And I’m tired of counting the days. Texts are not written. Fragments of thoughts cling to each other, not having time to take shape into something whole.
I increasingly miss posts about Mariupol in social networks — I know in advance the approximate content and what emotions they will cause. I read less and less stories about how women were raped by Russian soldiers, having previously shot their husbands while their children were locked in another room (I already know
the icy anger and impotence, I do not see the need to repeat the material I have passed). Any emotion-manipulating news that doesn’t give objective information, I immediately skip it. Calmness and rationality bordering on insensitivity. My way of saving the battery.
Mom tells how one by one friends and relatives from Russia say: “Be patient, it will all be over soon.” I wonder what they mean by that. That our towns and
villages will finally be razed to the ground and cleared of the Nazis? What will freedom and security be given under the strict supervision of specially appointed people?
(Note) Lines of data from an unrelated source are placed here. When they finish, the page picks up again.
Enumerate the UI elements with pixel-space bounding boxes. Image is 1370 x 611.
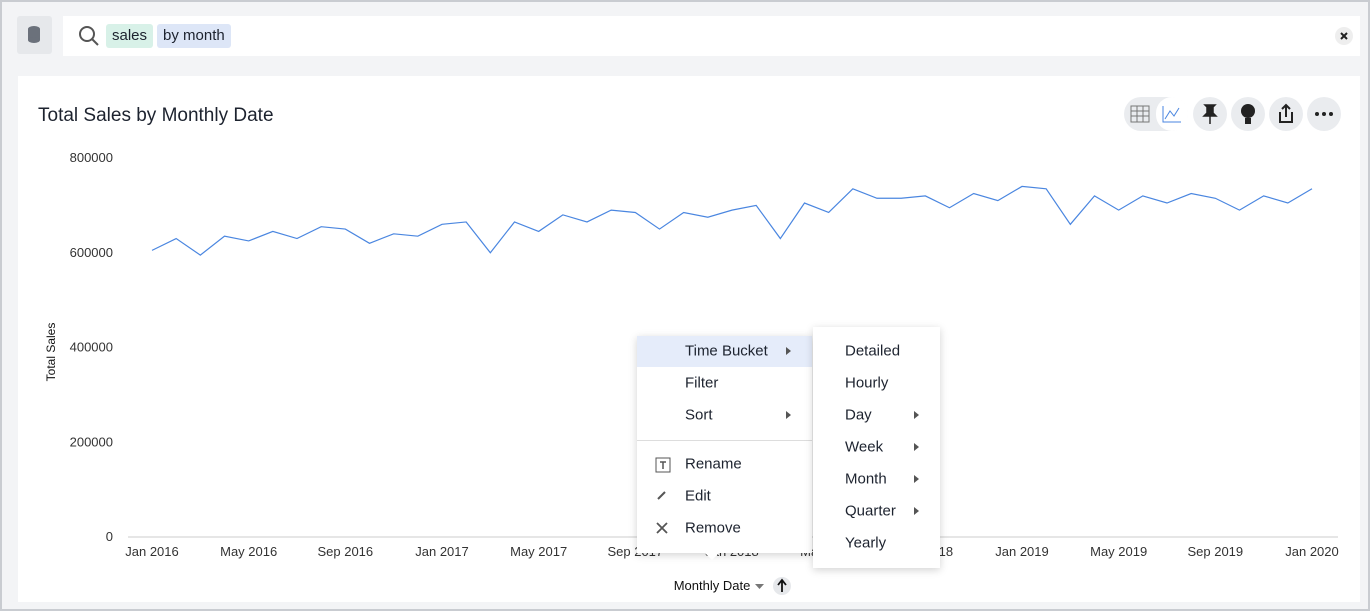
menu-item[interactable]: Rename (685, 455, 742, 473)
insight-button[interactable] (1231, 97, 1265, 131)
submenu-arrow (914, 507, 919, 515)
x-tick-label: May 2019 (1090, 544, 1147, 559)
chart-title: Total Sales by Monthly Date (38, 105, 274, 126)
chart-view-button[interactable] (1156, 97, 1188, 131)
share-button[interactable] (1269, 97, 1303, 131)
db-icon (28, 26, 40, 43)
submenu-arrow (786, 347, 791, 355)
x-tick-label: Jan 2016 (125, 544, 179, 559)
menu-item[interactable]: Edit (685, 487, 711, 505)
submenu-arrow (786, 411, 791, 419)
more-button[interactable] (1307, 97, 1341, 131)
sort-icon (777, 578, 787, 592)
menu-pointer (705, 553, 719, 560)
y-axis-label: Total Sales (44, 323, 58, 382)
menu-item[interactable]: Filter (685, 374, 719, 392)
submenu-item[interactable]: Hourly (845, 374, 889, 392)
table-icon[interactable] (1130, 105, 1150, 123)
submenu-arrow (914, 475, 919, 483)
remove-icon (656, 522, 668, 534)
x-tick-label: May 2017 (510, 544, 567, 559)
x-tick-label: Jan 2017 (415, 544, 469, 559)
menu-divider (637, 440, 812, 441)
search-token[interactable]: sales (106, 24, 154, 48)
y-tick-label: 800000 (70, 150, 113, 165)
submenu-item[interactable]: Yearly (845, 534, 887, 552)
edit-icon (657, 491, 666, 500)
pin-button[interactable] (1193, 97, 1227, 131)
search-icon (79, 26, 99, 46)
line-series (151, 185, 1313, 256)
y-tick-label: 200000 (70, 434, 113, 449)
share-icon (1279, 103, 1293, 123)
submenu-item[interactable]: Week (845, 438, 884, 456)
context-menu: Time Bucket Filter Sort Rename Edit Remo… (637, 336, 812, 560)
x-tick-label: May 2016 (220, 544, 277, 559)
x-tick-label: Sep 2019 (1187, 544, 1243, 559)
menu-item[interactable]: Sort (685, 406, 713, 424)
y-tick-label: 600000 (70, 245, 113, 260)
submenu-item[interactable]: Quarter (845, 502, 896, 520)
bulb-icon (1241, 104, 1255, 124)
view-toggle[interactable] (1124, 97, 1188, 131)
search-token[interactable]: by month (157, 24, 231, 48)
menu-item[interactable]: Time Bucket (685, 342, 768, 360)
menu-item[interactable]: Remove (685, 519, 741, 537)
x-axis-dropdown[interactable] (755, 584, 764, 589)
x-tick-label: Jan 2019 (995, 544, 1049, 559)
x-tick-label: Sep 2016 (317, 544, 373, 559)
y-tick-label: 400000 (70, 340, 113, 355)
search-bar[interactable] (63, 16, 1360, 56)
submenu-arrow (914, 443, 919, 451)
x-axis-label[interactable]: Monthly Date (674, 578, 751, 593)
submenu-item[interactable]: Day (845, 406, 872, 424)
pin-icon (1202, 104, 1218, 124)
x-tick-label: Jan 2020 (1285, 544, 1339, 559)
submenu-item[interactable]: Detailed (845, 342, 901, 360)
data-source-button[interactable] (17, 16, 52, 54)
more-icon (1315, 112, 1333, 116)
menu-highlight (637, 336, 812, 367)
submenu-item[interactable]: Month (845, 470, 887, 488)
submenu-arrow (914, 411, 919, 419)
y-tick-label: 0 (106, 529, 113, 544)
submenu: Detailed Hourly Day Week Month Quarter Y… (813, 327, 940, 568)
chart-icon (1162, 106, 1181, 123)
rename-icon (655, 457, 671, 473)
clear-button[interactable] (1335, 27, 1353, 45)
A curious detail. Last summer, my friends and I arranged a picnic in the park: we drank wine and ate fruit (I’m writing this and it’s amazing how much it now looks like fiction, parallel worlds). I do not remember, how it came about, but I asked my friends if they were afraid of death. Both said yes. Then I said that lately after I think of some particularly vivid adventure: there have already been so many delightful moments in my life, such as when you think: “Now I’m really alive!”, so many incredible emotions, the impossible beauty of sunsets, that if my life had ended there, it wouldn’t have happened to me upset. Moreover, when the storm of feelings subsides, I remain of the same opinion.
And it’s all true. I’m still not afraid of death. I’m afraid of the life I don’t want to live.